Tucson, AZ (August 6, 2013) – Researchers in the University of Arizona’s department of ecology and evolutionary biology have found that despite differences in appearance, trees across species share remarkably similar architecture and can tell scientists a lot about an entire forest.
Just by looking at a tree’s branching pattern, it turns out, scientists can gather clues about how it functions–for example, how much carbon dioxide it exchanges with the atmosphere or how much water transpires through its leaves–regardless of the tree’s shape or species.
The researchers’ results, published in the August issue of the scientific journal Ecology Letters, have important implications for models used by scientists to assess how trees influence ecosystems across the globe. Studies like this enable scientists to refine models used to assess and predict functions that cannot be directly measured for an entire forest, for example how much carbon dioxide and oxygen the forest exchanges with the atmosphere and how much water the trees lose through evaporation.
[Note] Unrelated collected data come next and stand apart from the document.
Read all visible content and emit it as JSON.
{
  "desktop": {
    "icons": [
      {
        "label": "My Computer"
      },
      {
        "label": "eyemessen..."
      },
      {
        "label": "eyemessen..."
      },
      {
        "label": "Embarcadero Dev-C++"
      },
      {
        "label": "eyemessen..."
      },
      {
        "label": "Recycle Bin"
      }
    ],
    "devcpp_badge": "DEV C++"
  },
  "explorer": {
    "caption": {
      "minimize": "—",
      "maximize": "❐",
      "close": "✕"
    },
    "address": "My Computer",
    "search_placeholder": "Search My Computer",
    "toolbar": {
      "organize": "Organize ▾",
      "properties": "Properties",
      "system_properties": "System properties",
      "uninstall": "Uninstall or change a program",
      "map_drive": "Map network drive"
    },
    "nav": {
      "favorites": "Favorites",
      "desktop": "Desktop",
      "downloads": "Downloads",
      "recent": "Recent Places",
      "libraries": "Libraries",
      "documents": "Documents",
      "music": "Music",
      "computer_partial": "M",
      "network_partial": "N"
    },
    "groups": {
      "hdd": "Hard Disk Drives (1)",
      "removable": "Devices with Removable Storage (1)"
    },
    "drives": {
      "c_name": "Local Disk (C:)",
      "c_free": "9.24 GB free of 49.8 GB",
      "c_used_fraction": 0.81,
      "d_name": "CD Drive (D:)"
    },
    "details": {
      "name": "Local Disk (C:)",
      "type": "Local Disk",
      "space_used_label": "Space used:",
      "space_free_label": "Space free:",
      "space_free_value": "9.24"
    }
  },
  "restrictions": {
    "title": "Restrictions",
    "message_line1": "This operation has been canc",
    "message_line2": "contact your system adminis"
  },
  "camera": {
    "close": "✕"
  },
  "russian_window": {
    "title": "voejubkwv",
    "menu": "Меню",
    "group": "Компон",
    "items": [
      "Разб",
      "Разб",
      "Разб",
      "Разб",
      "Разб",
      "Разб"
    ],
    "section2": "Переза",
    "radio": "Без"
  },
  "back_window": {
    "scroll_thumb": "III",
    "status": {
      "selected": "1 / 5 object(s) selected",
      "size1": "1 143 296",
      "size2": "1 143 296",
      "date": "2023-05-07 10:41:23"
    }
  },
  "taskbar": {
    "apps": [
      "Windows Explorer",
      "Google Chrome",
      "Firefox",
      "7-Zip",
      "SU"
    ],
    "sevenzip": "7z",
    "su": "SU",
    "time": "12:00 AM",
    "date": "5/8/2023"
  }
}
According to the authors, their study is the first empirical test of a theory UA ecology professor Brian Enquist helped develop in 1998. That theory holds that a tree’s branching structure – specifically, the width and length of its branches – predicts how much carbon and water a tree exchanges with the environment in relation to its overall size, independently of the species.
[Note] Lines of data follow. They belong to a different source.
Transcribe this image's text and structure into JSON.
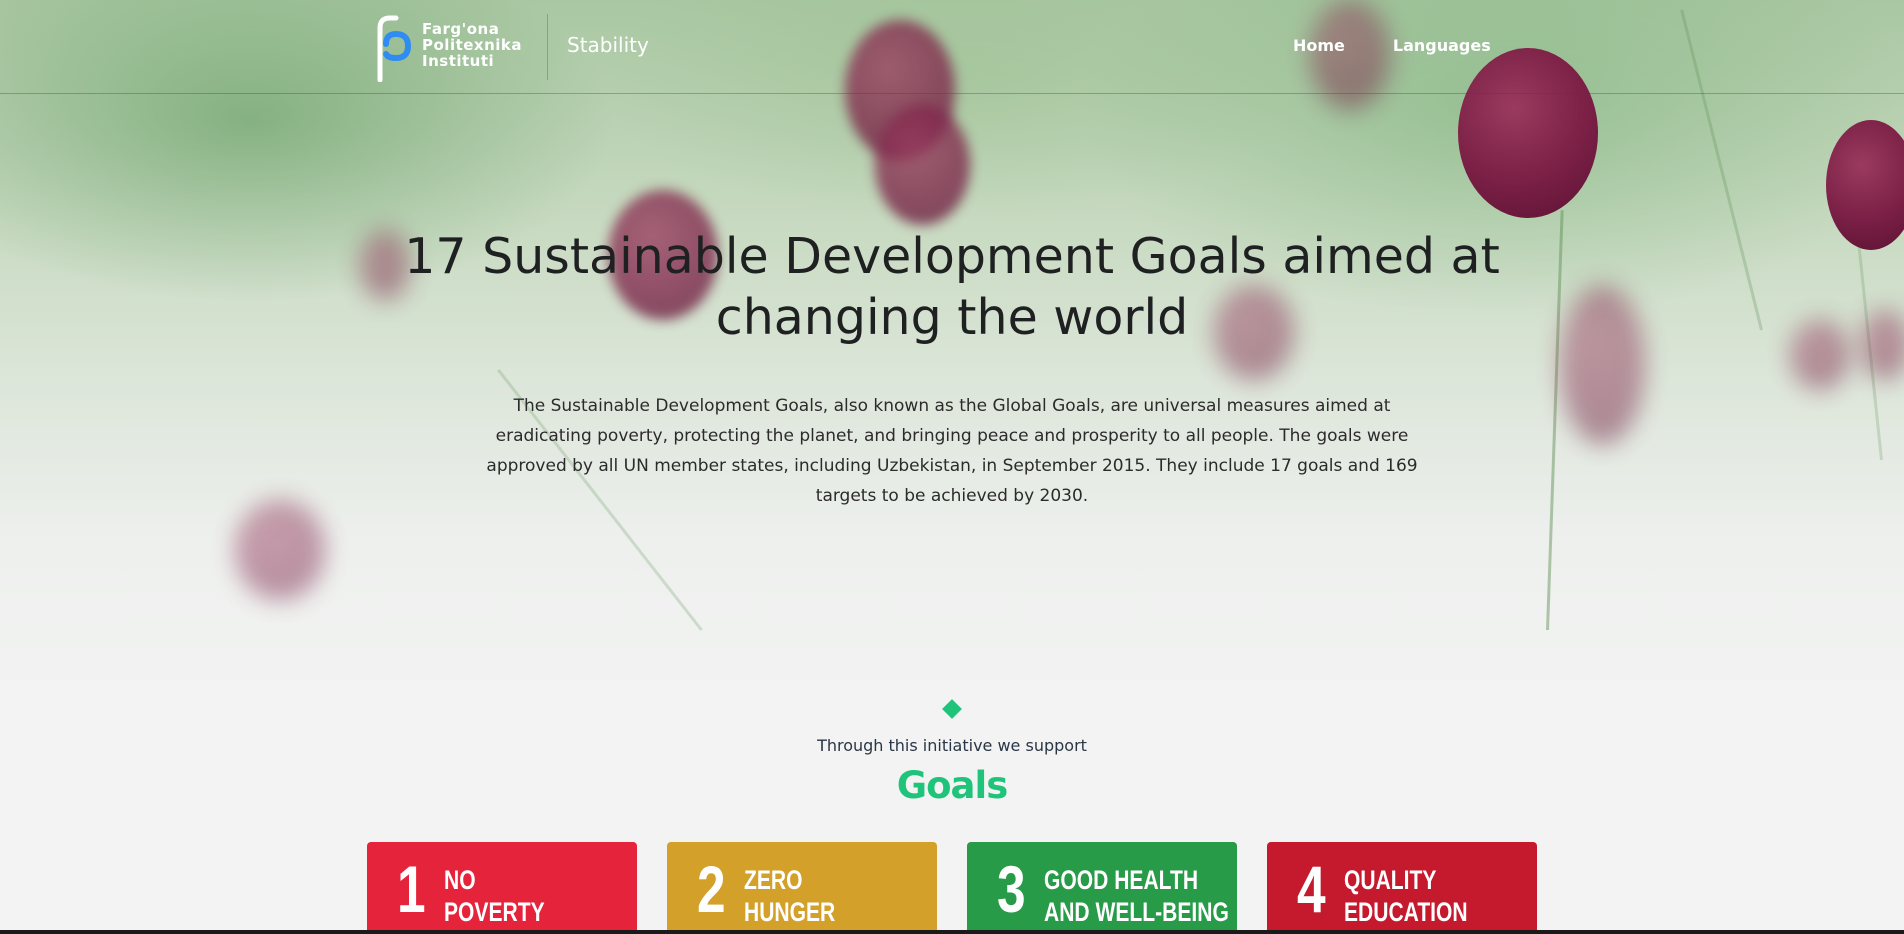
{
  "header": {
    "logo_lines": [
      "Farg'ona",
      "Politexnika",
      "Instituti"
    ],
    "site_title": "Stability",
    "nav": [
      {
        "label": "Home"
      },
      {
        "label": "Languages"
      }
    ]
  },
  "hero": {
    "title": "17 Sustainable Development Goals aimed at changing the world",
    "description": "The Sustainable Development Goals, also known as the Global Goals, are universal measures aimed at eradicating poverty, protecting the planet, and bringing peace and prosperity to all people. The goals were approved by all UN member states, including Uzbekistan, in September 2015. They include 17 goals and 169 targets to be achieved by 2030."
  },
  "goals_section": {
    "kicker": "Through this initiative we support",
    "title": "Goals",
    "accent_color": "#1fc47a",
    "cards": [
      {
        "number": "1",
        "line1": "NO",
        "line2": "POVERTY",
        "color": "#e5243b"
      },
      {
        "number": "2",
        "line1": "ZERO",
        "line2": "HUNGER",
        "color": "#d3a029"
      },
      {
        "number": "3",
        "line1": "GOOD HEALTH",
        "line2": "AND WELL-BEING",
        "color": "#279b48"
      },
      {
        "number": "4",
        "line1": "QUALITY",
        "line2": "EDUCATION",
        "color": "#c5192d"
      }
    ]
  }
}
Researchers tested this prediction in five different species of trees: maple, oak, balsa, Ponderosa pine and piñon pine. They found the theory to be correct in that it allows for predictions about a tree’s function depending on its size, and also in that the theory’s principles apply across species, despite their differences in appearance.
Following is the research abstract for “An empirical assessment of tree branching networks and implications for plant allometric scaling models”:
Several theories predict whole-tree function on the basis of allometric scaling relationships assumed to emerge from traits of branching networks. To test this key assumption, and more generally, to explore patterns of external architecture within and across trees, we measure branch traits (radii/lengths) and calculate scaling exponents from five functionally divergent species.
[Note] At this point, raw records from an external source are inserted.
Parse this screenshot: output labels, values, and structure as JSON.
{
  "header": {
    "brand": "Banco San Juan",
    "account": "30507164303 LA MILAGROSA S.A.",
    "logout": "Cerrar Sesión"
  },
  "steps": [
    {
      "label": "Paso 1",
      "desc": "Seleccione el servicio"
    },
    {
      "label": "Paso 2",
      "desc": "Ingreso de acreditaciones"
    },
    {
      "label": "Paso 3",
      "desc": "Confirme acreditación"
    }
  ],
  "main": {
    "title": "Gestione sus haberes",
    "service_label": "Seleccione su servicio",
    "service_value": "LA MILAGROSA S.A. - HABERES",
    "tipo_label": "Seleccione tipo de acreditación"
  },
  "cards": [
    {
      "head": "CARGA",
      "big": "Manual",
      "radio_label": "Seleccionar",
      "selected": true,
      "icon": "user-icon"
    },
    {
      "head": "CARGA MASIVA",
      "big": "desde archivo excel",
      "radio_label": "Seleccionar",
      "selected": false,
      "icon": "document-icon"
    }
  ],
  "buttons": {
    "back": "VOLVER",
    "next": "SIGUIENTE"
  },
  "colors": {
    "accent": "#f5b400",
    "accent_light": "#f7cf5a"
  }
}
Consistent with leading theories, including metabolic scaling theory, branching is area preserving and statistically self-similar within trees. However, differences among scaling exponents calculated at node- and whole-tree levels challenge the assumption of an optimised, symmetrically branching tree. Furthermore, scaling exponents estimated for branch length change across branching orders, and exponents for scaling metabolic rate with plant size (or number of terminal tips) significantly differ from theoretical predictions.
These findings, along with variability in the scaling of branch radii being less than for branch lengths, suggest extending current scaling theories to include asymmetrical branching and differential selective pressures in plant architectures.